“The Saint-Simonians do not advocate community of goods, for such community would be a manifest violation of the first moral law, which they have always been anxious to uphold, and which demands that in future every one shall occupy a situation becoming his capacity and be paid according to his labour.

“In view of this law they demand the abolition of all privileges of birth without a single exception, together with the complete extinction of the right of inheritance, which is to-day the greatest of all privileges and includes every other. The sole effect of this system is to leave the distribution of social advantages to a chance few who are able to lay some pretence to it, and to condemn the numerically superior class to deprivation, ignorance, and misery.

“They ask that all the instruments of production, all lands and capital, the funds now divided among individual proprietors, should be pooled so as to form one central social fund, which shall be employed by associations of persons hierarchically arranged so that each one’s task shall be an expression of his capacity and his wealth a measure of his labour.

“The Saint-Simonians are opposed to the institution of private property simply because it inculcates habits of idleness and fosters a practice of living upon the labour of others.”
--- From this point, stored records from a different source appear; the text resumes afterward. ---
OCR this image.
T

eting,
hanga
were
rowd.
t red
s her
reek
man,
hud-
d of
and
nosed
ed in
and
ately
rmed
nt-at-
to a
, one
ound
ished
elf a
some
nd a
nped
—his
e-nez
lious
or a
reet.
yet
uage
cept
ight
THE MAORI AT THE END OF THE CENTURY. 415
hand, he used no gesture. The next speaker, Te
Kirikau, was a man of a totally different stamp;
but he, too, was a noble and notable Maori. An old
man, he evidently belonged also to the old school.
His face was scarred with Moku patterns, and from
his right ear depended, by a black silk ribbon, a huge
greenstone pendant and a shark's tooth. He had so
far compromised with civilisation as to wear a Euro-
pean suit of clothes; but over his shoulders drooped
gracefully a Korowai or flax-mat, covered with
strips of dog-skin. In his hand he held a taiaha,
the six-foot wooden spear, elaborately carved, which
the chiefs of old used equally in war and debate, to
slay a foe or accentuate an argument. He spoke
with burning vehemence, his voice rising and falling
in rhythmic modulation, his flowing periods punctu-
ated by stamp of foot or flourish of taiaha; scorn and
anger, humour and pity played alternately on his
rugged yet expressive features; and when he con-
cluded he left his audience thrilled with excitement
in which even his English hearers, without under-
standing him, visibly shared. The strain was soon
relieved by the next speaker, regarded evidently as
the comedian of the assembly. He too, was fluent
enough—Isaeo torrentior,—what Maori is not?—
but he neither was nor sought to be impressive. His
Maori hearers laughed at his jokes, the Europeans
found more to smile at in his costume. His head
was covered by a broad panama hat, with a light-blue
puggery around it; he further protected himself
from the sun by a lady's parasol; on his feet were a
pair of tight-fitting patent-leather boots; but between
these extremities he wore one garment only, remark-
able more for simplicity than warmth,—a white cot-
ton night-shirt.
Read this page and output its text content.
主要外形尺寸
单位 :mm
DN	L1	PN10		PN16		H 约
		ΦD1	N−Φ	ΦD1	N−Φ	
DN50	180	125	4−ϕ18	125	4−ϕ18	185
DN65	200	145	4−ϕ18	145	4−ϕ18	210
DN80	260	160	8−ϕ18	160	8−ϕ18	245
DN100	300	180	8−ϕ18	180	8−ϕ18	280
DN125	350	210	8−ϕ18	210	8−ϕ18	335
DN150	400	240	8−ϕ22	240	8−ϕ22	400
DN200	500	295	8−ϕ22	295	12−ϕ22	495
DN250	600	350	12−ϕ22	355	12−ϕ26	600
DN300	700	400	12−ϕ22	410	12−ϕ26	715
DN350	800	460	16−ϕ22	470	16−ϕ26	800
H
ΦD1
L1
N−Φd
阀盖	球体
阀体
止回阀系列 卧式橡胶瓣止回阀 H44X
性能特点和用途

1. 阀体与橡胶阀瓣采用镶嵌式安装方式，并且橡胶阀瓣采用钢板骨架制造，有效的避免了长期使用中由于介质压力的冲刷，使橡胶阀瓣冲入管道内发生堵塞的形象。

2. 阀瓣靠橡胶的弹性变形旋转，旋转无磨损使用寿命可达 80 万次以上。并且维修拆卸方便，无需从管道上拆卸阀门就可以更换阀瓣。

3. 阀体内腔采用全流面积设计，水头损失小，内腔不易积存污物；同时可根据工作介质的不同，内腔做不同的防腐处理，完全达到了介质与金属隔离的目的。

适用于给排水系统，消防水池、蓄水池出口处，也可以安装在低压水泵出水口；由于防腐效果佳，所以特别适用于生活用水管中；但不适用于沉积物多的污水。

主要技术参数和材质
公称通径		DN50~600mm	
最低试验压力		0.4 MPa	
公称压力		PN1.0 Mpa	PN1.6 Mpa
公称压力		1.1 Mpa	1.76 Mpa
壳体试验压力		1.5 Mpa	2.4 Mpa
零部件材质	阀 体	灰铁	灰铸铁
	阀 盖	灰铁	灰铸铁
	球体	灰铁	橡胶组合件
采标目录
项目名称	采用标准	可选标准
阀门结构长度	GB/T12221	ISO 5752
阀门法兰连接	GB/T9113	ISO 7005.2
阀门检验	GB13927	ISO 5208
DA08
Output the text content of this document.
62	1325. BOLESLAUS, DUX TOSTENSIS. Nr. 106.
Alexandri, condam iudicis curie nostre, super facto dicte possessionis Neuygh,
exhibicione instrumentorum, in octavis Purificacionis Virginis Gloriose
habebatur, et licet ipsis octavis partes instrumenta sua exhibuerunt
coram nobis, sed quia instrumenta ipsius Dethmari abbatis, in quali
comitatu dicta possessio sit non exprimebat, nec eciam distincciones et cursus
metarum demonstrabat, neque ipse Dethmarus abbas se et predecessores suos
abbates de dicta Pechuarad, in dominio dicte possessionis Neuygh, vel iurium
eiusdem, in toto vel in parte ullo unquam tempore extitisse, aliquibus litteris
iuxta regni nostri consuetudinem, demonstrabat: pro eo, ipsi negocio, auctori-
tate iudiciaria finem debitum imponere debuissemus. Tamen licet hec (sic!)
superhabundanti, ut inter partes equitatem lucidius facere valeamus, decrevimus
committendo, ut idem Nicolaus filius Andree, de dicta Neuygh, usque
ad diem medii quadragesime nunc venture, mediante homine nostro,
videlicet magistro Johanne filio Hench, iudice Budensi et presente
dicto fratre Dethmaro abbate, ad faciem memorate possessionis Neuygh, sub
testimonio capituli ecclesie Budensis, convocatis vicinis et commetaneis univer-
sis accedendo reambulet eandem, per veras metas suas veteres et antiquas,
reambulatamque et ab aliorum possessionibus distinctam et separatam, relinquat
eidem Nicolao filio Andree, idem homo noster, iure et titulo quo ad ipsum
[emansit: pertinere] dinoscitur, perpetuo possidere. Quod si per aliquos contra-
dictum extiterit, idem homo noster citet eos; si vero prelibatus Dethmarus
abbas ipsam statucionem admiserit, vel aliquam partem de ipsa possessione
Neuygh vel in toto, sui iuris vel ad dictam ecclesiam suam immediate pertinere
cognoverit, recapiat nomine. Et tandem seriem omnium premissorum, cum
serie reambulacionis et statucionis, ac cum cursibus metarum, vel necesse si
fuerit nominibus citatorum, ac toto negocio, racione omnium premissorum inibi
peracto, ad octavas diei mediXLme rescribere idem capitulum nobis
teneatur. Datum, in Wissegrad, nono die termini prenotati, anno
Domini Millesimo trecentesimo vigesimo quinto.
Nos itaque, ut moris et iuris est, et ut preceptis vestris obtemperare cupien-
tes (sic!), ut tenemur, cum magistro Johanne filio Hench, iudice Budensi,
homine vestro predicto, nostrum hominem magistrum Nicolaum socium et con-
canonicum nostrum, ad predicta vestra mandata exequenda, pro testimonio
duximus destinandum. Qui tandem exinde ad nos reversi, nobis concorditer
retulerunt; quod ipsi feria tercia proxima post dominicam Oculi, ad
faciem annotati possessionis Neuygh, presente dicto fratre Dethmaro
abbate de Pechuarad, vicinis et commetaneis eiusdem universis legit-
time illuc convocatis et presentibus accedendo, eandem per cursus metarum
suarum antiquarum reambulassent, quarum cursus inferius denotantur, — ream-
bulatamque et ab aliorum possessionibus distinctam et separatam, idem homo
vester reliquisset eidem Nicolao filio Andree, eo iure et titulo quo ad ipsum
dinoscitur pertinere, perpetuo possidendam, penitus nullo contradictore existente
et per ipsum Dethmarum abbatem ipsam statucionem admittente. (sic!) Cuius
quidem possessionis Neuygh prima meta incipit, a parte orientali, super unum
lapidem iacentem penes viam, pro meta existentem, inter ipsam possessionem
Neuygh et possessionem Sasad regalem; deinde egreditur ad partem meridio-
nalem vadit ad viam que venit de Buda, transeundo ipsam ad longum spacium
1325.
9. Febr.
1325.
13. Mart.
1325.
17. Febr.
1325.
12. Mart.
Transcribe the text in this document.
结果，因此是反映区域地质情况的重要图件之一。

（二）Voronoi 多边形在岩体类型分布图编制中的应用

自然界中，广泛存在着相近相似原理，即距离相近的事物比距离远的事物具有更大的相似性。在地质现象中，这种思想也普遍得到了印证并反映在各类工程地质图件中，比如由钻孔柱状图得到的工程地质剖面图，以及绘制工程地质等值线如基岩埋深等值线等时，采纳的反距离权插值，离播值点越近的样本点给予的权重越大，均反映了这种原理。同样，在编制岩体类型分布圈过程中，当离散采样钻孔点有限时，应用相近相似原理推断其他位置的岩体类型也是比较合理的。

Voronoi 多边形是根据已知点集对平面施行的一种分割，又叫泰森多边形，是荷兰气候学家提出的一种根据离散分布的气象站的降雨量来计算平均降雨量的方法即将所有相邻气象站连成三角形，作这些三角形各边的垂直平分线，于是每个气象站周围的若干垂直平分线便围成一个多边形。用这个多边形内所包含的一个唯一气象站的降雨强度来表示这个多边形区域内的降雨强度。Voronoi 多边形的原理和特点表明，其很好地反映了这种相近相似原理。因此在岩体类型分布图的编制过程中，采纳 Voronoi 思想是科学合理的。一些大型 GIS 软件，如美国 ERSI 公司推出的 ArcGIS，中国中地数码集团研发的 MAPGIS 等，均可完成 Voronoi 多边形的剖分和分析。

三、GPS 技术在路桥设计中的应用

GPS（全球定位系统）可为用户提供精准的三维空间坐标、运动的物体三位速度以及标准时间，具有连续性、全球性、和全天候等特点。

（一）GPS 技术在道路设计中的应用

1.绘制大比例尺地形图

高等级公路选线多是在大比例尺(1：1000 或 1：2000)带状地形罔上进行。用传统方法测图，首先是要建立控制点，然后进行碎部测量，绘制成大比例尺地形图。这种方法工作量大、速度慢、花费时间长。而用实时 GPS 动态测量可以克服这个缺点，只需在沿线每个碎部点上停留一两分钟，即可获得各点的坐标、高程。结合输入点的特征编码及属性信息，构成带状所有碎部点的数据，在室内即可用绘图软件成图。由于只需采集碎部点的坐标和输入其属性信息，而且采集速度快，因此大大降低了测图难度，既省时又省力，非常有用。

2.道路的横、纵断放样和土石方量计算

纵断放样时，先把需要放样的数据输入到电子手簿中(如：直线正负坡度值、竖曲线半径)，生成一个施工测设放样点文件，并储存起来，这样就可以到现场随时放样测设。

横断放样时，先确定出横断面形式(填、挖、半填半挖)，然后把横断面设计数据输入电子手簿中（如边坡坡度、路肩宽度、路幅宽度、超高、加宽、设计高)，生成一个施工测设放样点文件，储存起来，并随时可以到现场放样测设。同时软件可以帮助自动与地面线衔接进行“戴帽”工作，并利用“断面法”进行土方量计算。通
(c) Critics of private property, generally speaking, are not content with its condemnation merely from the point of view either of distribution or production. They almost invariably employ a third method of attack, which might be called the historical argument. The argument generally takes the form of a demonstration of the path which the gradual evolution of the institution of private property has hitherto followed, coupled with an attempt to show that its further transformation along the lines which they advocate is simply the logical outcome of that process. The argument has not been neglected by the Saint-Simonians.

The history of this kind of demonstration is exceedingly interesting, and the rôle it has played in literature other than that of a socialist complexion is of considerable importance. Reformers of every type, whether the immediate objective be a transformation of private property or not, always base their appeals upon a philosophy of history.

Marx’s system is really a philosophy of history in which communism is set forth as the necessary consummation of all industrial evolution. Many modern socialists, although rejecting the Marxian socialism, still appeal to history. M. Vandervelde builds his faith upon it.[484] The authors of that quite recent work Socialisme en Action rely upon it, and so do Mr. and Mrs. Sidney Webb and all the Fabian Socialists. Dupont-White’s State Socialism is inspired by similar ideas, and so is the socialism of M. Wagner. Friedrich List has a way of his own with history; and the earliest ambition of the Historical school was to transform political economy into a kind of philosophy of history. If we turn to the realm of philosophy itself we find somewhat similar conceptions—the best known, perhaps, being Comte’s theory of the three estates, which was borrowed directly from Saint-Simon.[485]

This is not the place to discuss historical parallels. The point will come up in a later chapter in connection with the Historical school. What we would remark here is the good use which the Saint-Simonians made of the argument. All the past history of property was patiently ransacked, and the arguments of other writers who have extolled the merits of collectivism were thus effectually forestalled.

“The general opinion seems to be,” says the Doctrine de Saint-Simon,[486] “that whatever revolutions may take place in society, this institution of private property must for ever remain sacred and inviolable; it alone is from eternity unto eternity. In reality nothing could be less correct. Property is a social fact which, along with other social facts, must submit to the laws of progress. Accordingly it may be extended, curtailed, or regulated in various ways at different times.” This principle, once it was formulated, has never failed in winning the allegiance of every reformer. Forty years later the Belgian economist Laveleye, who has probably made the most thoroughly scientific study of the question, used almost identical words in summing up his inquiry into the principal forms of property.[487]